アニメ版では、教会の旗を降ろす際の乱闘騒ぎは省かれてしまっており、同時に弟の死は描かれておらず、銀仮面卿との軋轢も描かれていない。


経歴編集

 アトロパテネの会戦で初登場。銀仮面卿の策を用いてパルス軍に勝利したが、残存するパルス兵の勇猛さに驚いていた。その後もエクバターナ占領の為に指揮を取る。占領後はルシタニア兵の蛮行に手を焼き、イノケンティス七世のタハミーネとの結婚宣言に愕然とさせられる。

 特にボダンによる大虐殺や医学書や文学書を含む焚書に対して、戸惑いや困惑の表情を見せており、マルヤムを滅ぼした時同様後悔の念に捕われていた様子が漫画版で描かれている。

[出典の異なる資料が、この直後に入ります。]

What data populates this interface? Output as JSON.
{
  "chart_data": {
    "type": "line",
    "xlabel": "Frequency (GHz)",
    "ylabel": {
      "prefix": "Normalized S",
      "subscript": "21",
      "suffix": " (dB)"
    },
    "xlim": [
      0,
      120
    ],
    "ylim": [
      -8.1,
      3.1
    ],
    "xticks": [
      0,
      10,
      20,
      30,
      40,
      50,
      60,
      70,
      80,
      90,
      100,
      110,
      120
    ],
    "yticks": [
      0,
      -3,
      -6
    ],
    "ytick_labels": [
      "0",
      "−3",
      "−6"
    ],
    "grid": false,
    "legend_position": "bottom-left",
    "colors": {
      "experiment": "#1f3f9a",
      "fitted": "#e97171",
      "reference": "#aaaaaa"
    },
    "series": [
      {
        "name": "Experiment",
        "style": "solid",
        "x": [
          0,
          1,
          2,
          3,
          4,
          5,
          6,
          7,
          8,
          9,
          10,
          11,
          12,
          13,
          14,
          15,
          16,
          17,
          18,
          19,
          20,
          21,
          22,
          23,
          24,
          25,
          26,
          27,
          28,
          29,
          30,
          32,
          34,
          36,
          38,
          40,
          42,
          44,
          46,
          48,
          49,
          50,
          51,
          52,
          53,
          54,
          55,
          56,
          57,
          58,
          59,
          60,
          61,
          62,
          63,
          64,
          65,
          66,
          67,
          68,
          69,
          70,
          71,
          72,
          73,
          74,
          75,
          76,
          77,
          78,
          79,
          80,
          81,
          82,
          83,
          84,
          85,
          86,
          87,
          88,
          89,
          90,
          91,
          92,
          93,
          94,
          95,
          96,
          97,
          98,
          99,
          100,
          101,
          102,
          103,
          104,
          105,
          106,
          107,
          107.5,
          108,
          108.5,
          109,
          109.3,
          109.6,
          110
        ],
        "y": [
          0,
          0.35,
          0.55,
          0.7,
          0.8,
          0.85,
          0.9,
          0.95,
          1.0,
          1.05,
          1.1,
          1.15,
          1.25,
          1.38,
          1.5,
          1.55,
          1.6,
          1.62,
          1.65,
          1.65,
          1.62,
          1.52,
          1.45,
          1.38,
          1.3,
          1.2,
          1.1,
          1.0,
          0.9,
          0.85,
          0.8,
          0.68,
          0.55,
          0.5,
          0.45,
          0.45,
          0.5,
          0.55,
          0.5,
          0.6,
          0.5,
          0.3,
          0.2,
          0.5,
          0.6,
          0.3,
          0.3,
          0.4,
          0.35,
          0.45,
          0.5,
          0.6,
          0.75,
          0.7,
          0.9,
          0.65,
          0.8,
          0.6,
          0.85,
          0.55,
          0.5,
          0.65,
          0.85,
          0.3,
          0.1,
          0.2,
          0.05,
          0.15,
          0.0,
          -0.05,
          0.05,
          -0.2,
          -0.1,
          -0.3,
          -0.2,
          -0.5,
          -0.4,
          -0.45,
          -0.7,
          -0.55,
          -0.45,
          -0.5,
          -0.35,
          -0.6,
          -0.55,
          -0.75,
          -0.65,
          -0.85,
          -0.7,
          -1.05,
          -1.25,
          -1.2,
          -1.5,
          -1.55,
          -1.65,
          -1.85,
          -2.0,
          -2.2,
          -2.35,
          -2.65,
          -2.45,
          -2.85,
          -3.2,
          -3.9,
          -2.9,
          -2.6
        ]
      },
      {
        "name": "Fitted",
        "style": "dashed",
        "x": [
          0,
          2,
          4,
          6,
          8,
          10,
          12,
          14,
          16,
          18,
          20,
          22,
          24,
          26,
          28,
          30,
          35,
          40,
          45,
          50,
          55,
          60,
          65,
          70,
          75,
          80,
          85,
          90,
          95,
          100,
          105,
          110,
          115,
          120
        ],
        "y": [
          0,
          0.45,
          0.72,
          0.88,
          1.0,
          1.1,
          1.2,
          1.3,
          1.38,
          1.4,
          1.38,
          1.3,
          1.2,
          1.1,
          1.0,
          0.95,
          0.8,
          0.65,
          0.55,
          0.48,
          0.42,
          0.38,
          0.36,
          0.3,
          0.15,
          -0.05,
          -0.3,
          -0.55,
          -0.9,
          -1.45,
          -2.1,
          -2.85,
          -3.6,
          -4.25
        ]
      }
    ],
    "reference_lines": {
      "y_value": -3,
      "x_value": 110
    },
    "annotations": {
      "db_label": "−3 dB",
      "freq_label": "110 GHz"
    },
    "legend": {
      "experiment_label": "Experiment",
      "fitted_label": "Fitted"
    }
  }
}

 その後エクバターナの占領統治確立に努めるギスカールとボダンら教会の人間との軋轢が決定的になると、さらに苦心することとなる。この渦中でボダン派の騎士団である聖堂騎士団の団長ヒルディゴがギスカールから贈られた美女と同衾中に魔道士によって殺害される事件が発生し、引き続いて発生した聖堂騎士団とギスカールの手兵との衝突の中で聖堂騎士団員だった弟を銀仮面卿に斬殺される。

 その後、ギスカールを人質に脱走したアンドラゴラス三世率いるパルス軍との戦いでは、ギスカールを総司令官とするルシタニア軍の副将として参戦した。